LF made the mistake of thinking the endgame would be a formaility once he'd captured her queen. Instead several of his most valuable pieces got themselves snarled behind a column of his own peones while one of V's broke through to earn her a replacement.

Her sobrinos are used to her quick mastery of almost any game, and are thus unsurprised when she 'makes them torta' in almost all video-juegos (except first person shooters, which she's never really taken to.) But LF felt safe in the sacred grotto of his chess accomplishments.

At midday today, there was the culminating peal of explosive claps, this one distinguished by the commingling of the acrid odour of faja quemada with the more pleasing aromas of incense. Soon afterwards toc toc toc tottoc was heard for the last time this festive season, as a small procession of children collected change on behalf of 'el Niño Dios'.

This is the only time of year that we tend to buy stuff in the market without really knowing what we're going to do with it. Which is probably why our kitchen is full of green habas right now. At V's request I went online earlier to seek out some recipes.

Prices have tumbled since festivities started a week ago. A mano of mandarins cost just Q1.50 yesterday: a 50% markdown from la noche buena.

We'd gone into town on New Year's Eve to collect the pollos rellenos we'd reserved at Epicure, and then unsure exactly what we'd intended to do with them, treated ourselves to an impromptu picnic in the Plazuela, making good use of the supersized pirujos that are traditionally sold here on the eve of public holidays.

J showed up unexpectedly after dusk with the exciting news that next year she was going to have to get used to flying around in a helicopter A LOT — her way of informing us that her new bloke is more pistudo than our wildest imaginings. She suggested that we meet up later on in the Parque, an arrangment which resulted in the usual frustrations.

Last night's big draw in town was the tenth annual Festival of the Calle del Arco, which began back in 1999 with the Millennium bash of fond memory. The numbers of out-of-towners this attracts has grown each year, such that these days the celebration has in effect bifurcated into two events topped off by separate firework extravaganzas — one funded by the Alcalde and the other by the shops and residents of la quinta.

Fluid movement up and down this latter artery is no longer possible any time after around 7:30pm, so the traditional toritos no longer fire rockets sideways into the throng...presumably because running away isn't an option any more.

In spite of the crush and our delayed arrival, we manged to meet up with my friends S and B a little before 11 and shortly after the familiar uncoordinated sequence of unilateral midnights, Chiqui and 'la beba' appeared beside us — just in time to get drenched in evil-smelling cidra by a coldhearted tourist who had shaken the bottle enthusiastically with just this kind of collateral damage in mind. I took a direct hit in the back, but had luckily just put my waterproof jacket back on. Chiqui was estrendando an expensive and modish new coat and didn't stop giving the culprit dagger looks for some time.

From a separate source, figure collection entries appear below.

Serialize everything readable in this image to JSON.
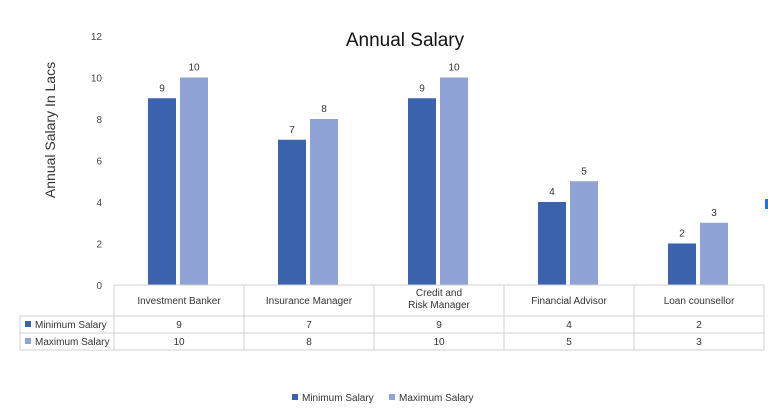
{
  "chart_data": {
    "type": "bar",
    "title": "Annual Salary",
    "xlabel": "",
    "ylabel": "Annual Salary In Lacs",
    "ylim": [
      0,
      12
    ],
    "yticks": [
      0,
      2,
      4,
      6,
      8,
      10,
      12
    ],
    "categories": [
      "Investment Banker",
      "Insurance Manager",
      "Credit and Risk Manager",
      "Financial Advisor",
      "Loan counsellor"
    ],
    "series": [
      {
        "name": "Minimum Salary",
        "color": "#3a62ad",
        "values": [
          9,
          7,
          9,
          4,
          2
        ]
      },
      {
        "name": "Maximum Salary",
        "color": "#8fa3d6",
        "values": [
          10,
          8,
          10,
          5,
          3
        ]
      }
    ],
    "grid": false,
    "legend": "bottom",
    "data_table": true
  }
}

It had taken us a while to pick a parking spot earlier in the evening. It was far from central, but V was pleased that there seemed to be no evidence of little strips of tattered red tissue paper around the tyres when we eventually got back to the car.

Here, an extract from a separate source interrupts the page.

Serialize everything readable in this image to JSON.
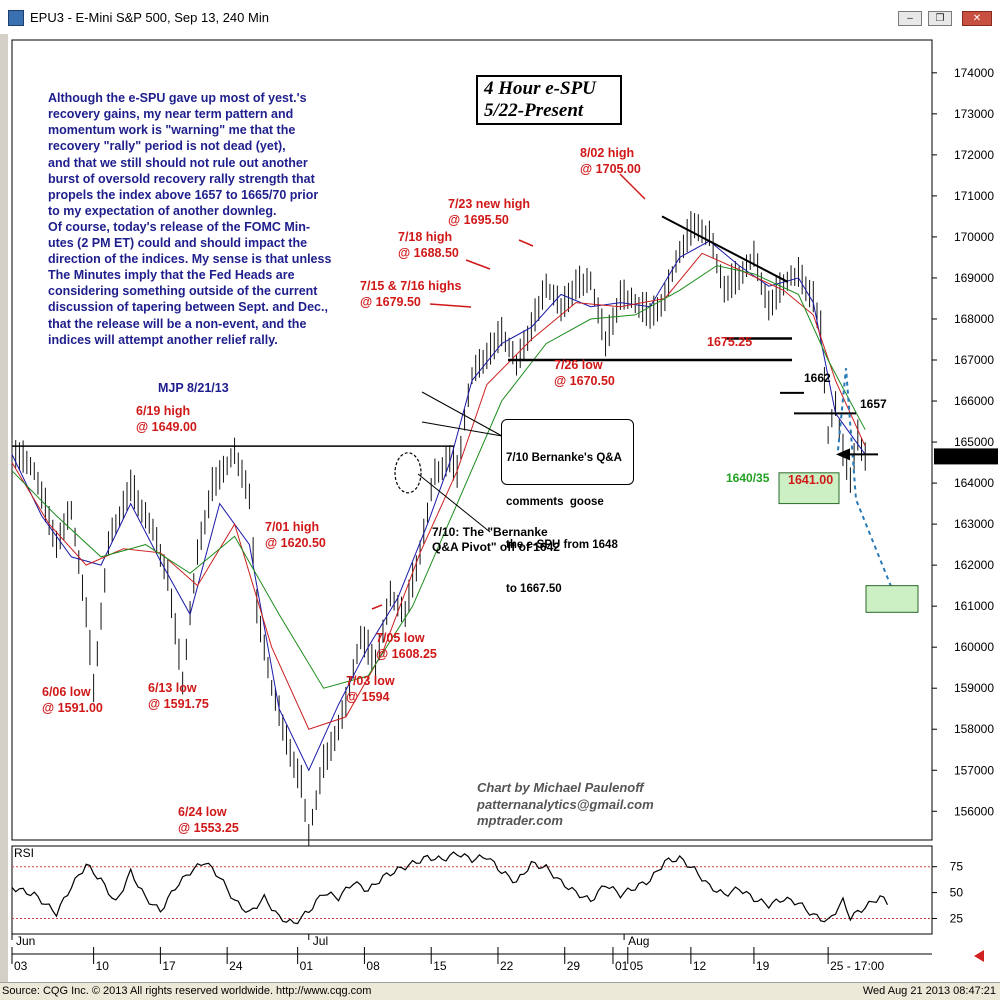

Having reached home and said our final feliz años around the block, we had a stroll with the dogs at 3am. Judging from the number of burned out cohetes inside our patio and on the steps up to the studio, they'd had a torrid time of it. Jin barked at a tiresome local hoody who picked up some stones and waved his arms around threateningly, but, decided to hold onto them so that he could punish us for Jin's behaviour by chucking them at our front gate instead. Moron.

Today I went out with the kids to buy some more bombas and cohetes. We passed an American man and his two boys and he smiled in greeting. As soon as he had disappeared into his house on Comendador, LF whsispered to me that he'd noticed that this man had been carrying a small can of MACE in his right hand. The neighbourly smile is clearly a decoy. He's really just another paranoid nut from central casting.